Por seu turno, Navi Pillay observou que “o fundamental relativamente à proteção e promoção dos direitos humanos já está em grande parte implementado: compreende um corpo forte e cada vez mais abrangente de legislação internacional sobre os direitos humanos e outras normas, bem como as instituições que interpretam a lei e fiscalizam os eu cumprimento, aplicando os padrões das mais novas questões relativas aos direitos humanos”.

“As mulheres continuam a sofrer discriminação, violência e perseguição, tal como as minorias étnicas, raciais e religiosas, e os migrantes, incluindo indivíduos por causa da sua orientação sexual. Isso mostra o quanto ainda temos de andar. Os conflitos internos continuam a provocar abusos horrendos e generalizados dos direitos humanos. Protestos pacíficos por parte de pessoas que exercem e clamam pelos seus legítimos direitos vêm sendo cruelmente esmagados pelas autoridades praticamente todos os dias”, diz o texto.

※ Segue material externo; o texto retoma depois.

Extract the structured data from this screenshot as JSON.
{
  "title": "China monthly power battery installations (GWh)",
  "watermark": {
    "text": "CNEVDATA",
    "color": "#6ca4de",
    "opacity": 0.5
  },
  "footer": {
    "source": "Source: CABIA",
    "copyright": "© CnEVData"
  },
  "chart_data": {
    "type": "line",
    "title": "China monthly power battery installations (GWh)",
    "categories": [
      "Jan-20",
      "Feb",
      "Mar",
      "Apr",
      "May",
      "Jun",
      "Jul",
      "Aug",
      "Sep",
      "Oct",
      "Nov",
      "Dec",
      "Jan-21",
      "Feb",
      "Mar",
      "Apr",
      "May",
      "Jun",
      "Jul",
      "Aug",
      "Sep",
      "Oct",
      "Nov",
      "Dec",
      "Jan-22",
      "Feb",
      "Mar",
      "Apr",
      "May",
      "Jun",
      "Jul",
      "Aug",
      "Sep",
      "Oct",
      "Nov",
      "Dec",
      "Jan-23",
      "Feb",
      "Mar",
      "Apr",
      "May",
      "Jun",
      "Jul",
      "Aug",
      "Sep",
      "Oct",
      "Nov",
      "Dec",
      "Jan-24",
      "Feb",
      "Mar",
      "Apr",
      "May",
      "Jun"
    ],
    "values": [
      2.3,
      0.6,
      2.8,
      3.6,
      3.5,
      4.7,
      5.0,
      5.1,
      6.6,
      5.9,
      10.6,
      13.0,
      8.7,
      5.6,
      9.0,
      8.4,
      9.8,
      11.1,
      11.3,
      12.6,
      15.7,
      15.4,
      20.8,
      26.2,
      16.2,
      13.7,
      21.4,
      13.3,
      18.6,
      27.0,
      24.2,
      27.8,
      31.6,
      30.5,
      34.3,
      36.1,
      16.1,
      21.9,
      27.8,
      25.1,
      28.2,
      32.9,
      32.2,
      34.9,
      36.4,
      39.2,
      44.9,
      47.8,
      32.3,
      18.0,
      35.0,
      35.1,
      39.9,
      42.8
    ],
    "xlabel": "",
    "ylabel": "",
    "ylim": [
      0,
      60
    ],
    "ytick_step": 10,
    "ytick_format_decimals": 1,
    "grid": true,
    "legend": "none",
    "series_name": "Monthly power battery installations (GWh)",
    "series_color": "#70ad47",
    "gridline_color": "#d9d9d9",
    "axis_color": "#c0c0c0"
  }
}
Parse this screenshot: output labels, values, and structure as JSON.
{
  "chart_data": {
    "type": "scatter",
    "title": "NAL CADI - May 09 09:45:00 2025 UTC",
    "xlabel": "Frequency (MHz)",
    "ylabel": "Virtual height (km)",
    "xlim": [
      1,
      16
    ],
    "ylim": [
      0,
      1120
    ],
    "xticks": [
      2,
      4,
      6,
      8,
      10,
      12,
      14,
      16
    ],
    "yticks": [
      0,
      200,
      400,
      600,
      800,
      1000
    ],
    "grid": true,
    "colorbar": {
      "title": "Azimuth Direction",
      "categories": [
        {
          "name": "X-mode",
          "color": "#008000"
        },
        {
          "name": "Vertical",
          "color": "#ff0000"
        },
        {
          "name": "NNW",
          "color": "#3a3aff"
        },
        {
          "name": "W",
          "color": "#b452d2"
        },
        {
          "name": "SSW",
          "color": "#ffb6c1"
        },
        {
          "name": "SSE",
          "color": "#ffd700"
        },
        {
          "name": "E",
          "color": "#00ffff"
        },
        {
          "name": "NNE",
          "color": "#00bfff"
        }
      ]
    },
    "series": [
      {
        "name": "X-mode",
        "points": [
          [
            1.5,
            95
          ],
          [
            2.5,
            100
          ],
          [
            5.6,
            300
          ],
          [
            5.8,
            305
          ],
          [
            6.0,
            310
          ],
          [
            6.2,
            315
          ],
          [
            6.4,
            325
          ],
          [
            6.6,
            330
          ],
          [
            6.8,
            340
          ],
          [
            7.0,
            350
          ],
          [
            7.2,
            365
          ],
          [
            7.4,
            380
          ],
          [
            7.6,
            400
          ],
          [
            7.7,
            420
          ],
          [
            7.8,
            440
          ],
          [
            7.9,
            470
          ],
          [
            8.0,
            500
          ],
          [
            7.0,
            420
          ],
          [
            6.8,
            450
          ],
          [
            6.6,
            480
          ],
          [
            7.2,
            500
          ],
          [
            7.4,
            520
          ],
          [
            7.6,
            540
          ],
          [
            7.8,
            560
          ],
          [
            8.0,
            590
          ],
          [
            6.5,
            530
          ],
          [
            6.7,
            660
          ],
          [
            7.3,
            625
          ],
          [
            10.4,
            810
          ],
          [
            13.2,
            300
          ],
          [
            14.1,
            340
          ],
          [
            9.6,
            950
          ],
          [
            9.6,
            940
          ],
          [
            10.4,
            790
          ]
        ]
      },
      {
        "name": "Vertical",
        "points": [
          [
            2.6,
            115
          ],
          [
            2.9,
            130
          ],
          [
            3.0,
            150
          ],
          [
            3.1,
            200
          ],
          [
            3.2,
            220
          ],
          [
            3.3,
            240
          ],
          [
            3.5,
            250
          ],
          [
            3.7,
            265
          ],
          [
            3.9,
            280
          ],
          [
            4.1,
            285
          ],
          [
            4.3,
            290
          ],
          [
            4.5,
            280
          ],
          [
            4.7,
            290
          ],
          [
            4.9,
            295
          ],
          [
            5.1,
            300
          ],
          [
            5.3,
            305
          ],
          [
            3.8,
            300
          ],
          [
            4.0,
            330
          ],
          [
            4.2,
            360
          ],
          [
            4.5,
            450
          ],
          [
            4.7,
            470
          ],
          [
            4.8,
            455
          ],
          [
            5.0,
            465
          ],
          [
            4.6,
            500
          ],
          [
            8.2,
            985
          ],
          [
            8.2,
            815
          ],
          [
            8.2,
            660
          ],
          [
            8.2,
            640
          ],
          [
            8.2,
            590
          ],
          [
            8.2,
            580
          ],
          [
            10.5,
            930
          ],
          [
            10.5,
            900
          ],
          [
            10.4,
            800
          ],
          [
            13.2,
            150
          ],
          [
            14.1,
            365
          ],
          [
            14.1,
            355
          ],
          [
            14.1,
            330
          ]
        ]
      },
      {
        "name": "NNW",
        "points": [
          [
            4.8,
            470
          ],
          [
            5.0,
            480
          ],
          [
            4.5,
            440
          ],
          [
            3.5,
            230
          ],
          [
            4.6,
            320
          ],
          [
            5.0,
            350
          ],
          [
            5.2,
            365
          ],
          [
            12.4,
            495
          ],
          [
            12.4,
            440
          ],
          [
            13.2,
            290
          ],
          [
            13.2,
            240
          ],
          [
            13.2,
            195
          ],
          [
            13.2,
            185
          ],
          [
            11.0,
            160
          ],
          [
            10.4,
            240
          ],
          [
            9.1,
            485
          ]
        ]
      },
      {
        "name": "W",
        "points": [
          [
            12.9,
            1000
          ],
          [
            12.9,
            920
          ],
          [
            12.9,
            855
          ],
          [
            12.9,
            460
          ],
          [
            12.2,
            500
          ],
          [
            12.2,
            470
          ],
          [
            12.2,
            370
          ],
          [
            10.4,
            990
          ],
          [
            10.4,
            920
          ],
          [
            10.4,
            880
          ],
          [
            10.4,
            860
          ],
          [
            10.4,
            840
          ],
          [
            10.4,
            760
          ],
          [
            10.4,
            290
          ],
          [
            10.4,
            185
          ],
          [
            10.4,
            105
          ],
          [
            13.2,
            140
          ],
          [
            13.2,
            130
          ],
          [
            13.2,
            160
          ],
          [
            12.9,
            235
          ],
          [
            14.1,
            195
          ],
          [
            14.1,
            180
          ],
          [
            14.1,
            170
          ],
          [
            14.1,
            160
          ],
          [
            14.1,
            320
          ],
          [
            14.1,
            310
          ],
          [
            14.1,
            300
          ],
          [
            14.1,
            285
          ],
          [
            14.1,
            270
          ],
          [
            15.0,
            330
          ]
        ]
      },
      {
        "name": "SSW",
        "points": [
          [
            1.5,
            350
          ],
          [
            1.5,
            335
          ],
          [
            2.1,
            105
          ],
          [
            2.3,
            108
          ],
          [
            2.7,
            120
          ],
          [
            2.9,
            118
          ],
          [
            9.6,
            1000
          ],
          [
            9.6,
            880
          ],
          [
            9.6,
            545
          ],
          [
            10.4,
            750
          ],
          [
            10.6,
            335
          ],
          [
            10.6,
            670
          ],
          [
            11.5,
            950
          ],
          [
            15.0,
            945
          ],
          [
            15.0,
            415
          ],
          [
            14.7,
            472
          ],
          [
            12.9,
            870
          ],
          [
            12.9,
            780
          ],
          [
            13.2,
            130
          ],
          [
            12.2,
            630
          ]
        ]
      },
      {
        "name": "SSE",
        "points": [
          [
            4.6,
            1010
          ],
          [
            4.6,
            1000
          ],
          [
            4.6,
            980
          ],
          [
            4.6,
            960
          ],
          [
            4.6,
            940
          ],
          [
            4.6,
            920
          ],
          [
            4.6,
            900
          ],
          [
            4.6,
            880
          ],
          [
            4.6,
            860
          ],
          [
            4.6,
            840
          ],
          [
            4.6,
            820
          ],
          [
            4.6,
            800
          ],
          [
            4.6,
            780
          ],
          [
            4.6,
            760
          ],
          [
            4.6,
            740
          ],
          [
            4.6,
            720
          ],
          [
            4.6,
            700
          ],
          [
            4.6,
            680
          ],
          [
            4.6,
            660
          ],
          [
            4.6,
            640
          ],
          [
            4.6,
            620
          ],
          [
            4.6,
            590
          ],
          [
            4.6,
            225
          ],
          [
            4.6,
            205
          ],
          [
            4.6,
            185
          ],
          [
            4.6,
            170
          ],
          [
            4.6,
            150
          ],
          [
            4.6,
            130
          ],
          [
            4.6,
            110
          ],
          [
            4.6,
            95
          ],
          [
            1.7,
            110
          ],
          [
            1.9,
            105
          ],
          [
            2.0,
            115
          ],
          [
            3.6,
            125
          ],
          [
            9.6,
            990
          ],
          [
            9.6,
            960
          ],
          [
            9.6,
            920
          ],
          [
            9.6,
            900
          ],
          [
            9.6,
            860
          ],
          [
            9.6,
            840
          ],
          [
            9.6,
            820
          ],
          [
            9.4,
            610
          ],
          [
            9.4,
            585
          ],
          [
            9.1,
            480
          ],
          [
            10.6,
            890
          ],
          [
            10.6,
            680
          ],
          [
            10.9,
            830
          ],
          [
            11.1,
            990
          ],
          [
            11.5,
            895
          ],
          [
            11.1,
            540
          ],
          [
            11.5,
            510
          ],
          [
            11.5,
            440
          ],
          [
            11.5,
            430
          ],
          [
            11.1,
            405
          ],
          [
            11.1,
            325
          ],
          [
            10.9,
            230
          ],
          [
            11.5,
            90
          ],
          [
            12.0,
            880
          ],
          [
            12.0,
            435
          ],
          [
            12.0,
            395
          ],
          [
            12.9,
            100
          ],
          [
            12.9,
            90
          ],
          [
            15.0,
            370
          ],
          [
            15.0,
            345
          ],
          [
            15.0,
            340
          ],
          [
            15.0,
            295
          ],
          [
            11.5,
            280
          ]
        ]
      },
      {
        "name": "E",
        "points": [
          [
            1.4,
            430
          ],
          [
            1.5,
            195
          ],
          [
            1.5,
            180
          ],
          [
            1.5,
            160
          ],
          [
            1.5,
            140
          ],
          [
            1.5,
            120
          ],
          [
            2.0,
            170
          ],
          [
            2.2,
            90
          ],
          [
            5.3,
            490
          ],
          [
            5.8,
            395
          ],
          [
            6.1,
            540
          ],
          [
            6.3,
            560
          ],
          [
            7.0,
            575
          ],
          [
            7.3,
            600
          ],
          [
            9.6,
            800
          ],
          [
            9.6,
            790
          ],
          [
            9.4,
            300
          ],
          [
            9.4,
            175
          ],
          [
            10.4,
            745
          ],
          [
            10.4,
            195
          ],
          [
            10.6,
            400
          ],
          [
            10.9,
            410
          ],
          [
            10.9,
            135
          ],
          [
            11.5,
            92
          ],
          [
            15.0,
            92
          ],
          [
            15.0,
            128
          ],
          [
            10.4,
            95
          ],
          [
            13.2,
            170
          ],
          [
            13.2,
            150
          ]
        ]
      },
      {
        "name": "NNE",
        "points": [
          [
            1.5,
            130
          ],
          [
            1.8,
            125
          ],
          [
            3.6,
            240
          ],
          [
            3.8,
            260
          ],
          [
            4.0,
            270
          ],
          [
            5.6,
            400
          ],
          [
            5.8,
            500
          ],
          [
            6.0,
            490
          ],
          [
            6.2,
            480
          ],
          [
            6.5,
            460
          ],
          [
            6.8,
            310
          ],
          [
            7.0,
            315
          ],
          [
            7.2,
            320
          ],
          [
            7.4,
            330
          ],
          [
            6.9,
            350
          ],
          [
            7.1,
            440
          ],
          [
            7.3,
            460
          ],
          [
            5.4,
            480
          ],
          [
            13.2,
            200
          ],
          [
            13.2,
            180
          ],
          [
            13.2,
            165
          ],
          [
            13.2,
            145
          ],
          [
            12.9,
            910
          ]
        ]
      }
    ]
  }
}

Também a presidente da Comissão Nacional para os Direitos Humanos, Aida Indjai Fernandes, considerou que “de 2009 a esta data assistimos a violações gritantes dos direitos humanos na Guiné-Bissau, nomeadamente a assassínios de altas figuras do Estado, espancamentos, privação da liberdade de expressão e de manifestação, violência contra mulheres e à sua discriminação, igualmente à discriminação das pessoas com SIDA, tráfico de crianças e mulheres, a greves constantes nos setores da educação, Função Pública e saúde, excisão, violação sexual, perseguições, etc.,”, lembrou.

Finalmente, o Régulo de Bafatá, Mamadú Saliu Sidibé, após manifestar a alegria de ver o evento decorrer na terra natal de Amílcar Cabral, lamentou que a “violência continue na ordem do dia e, com ela, a falta da justiça”. Deixou portanto uma mensagem para que o pessoal do setor da Justiça colocado nos diferentes tribunais regionais seja transferido para tribunais de outras áreas após dois ou três anos, para evitar o conluio.